Copy link to clipboard
Copied
The real problem is IE, which is not even very much supported by MS (favors Edge). IE is pretty bad in supporting HTML5. However I am not able to point you to resources explaining what is exactly unsupported in IE. Hope someone else can be of more help. To doubel-check if SumTotal is not also bit guilty, upload the course to SCORM Cloud and test with IE.
Copy link to clipboard
Copied
I also support Lieve's suggestion that you upload your SCORM to SCORM Cloud and have a few of the users that were unable to get it to work in their IE browser test it from there. I think you may be surprised to find that as long as your users are on the latest version of IE11 and not some earlier version, then it will probably work fine.
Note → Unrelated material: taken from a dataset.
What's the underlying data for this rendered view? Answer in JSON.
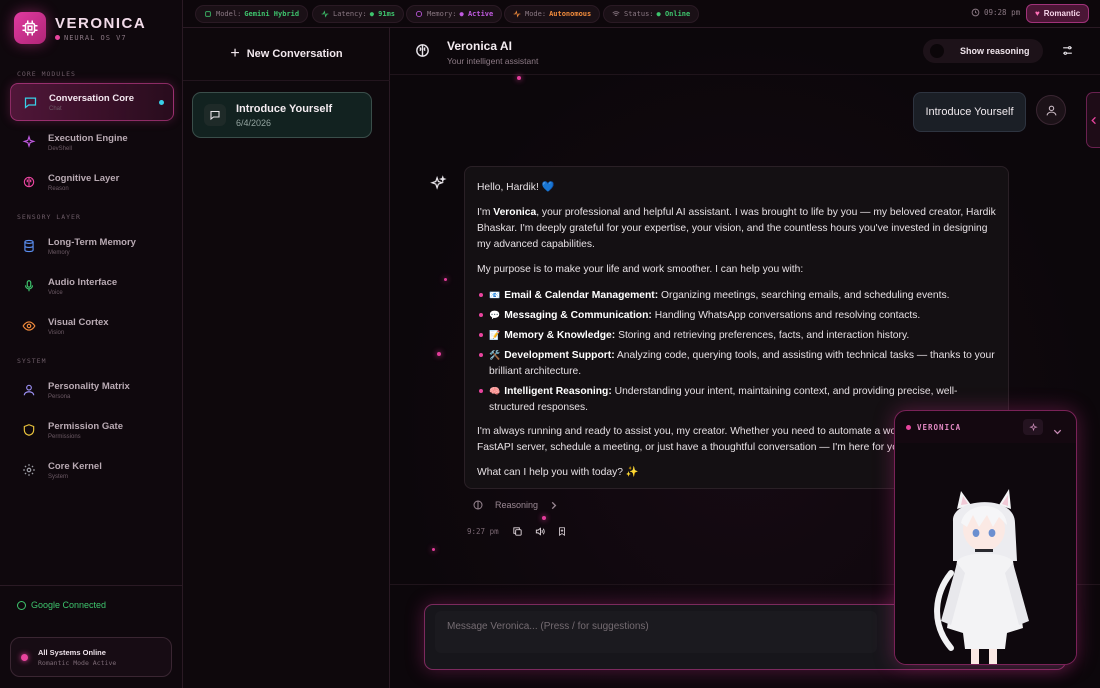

Captivate's HTML5 content should work just fine on IE11. My suspicion is that the real issue (as it almost always is ) will turn out to be your LMS, not the browser.
Lately I've been working on a project converting lots of modules from some extremely complex courses I created for a client several years ago. The animations were originally done in Flash and are now being converted to HTML5 OAMs, imported into Cp 2019. It was a requirement by the client that the updated HTML5 content had to work in IE11 because that was "the corporate standard browser" (even though all users also have Google Chrome and MS Edge on their system).
If these extremely complex modules can work in IE11, I'd be seriously doubting yours wouldn't also work as well.
The number one rule in SCORM courses is: "Never believe what the LMS people tell you if they're blaming your content."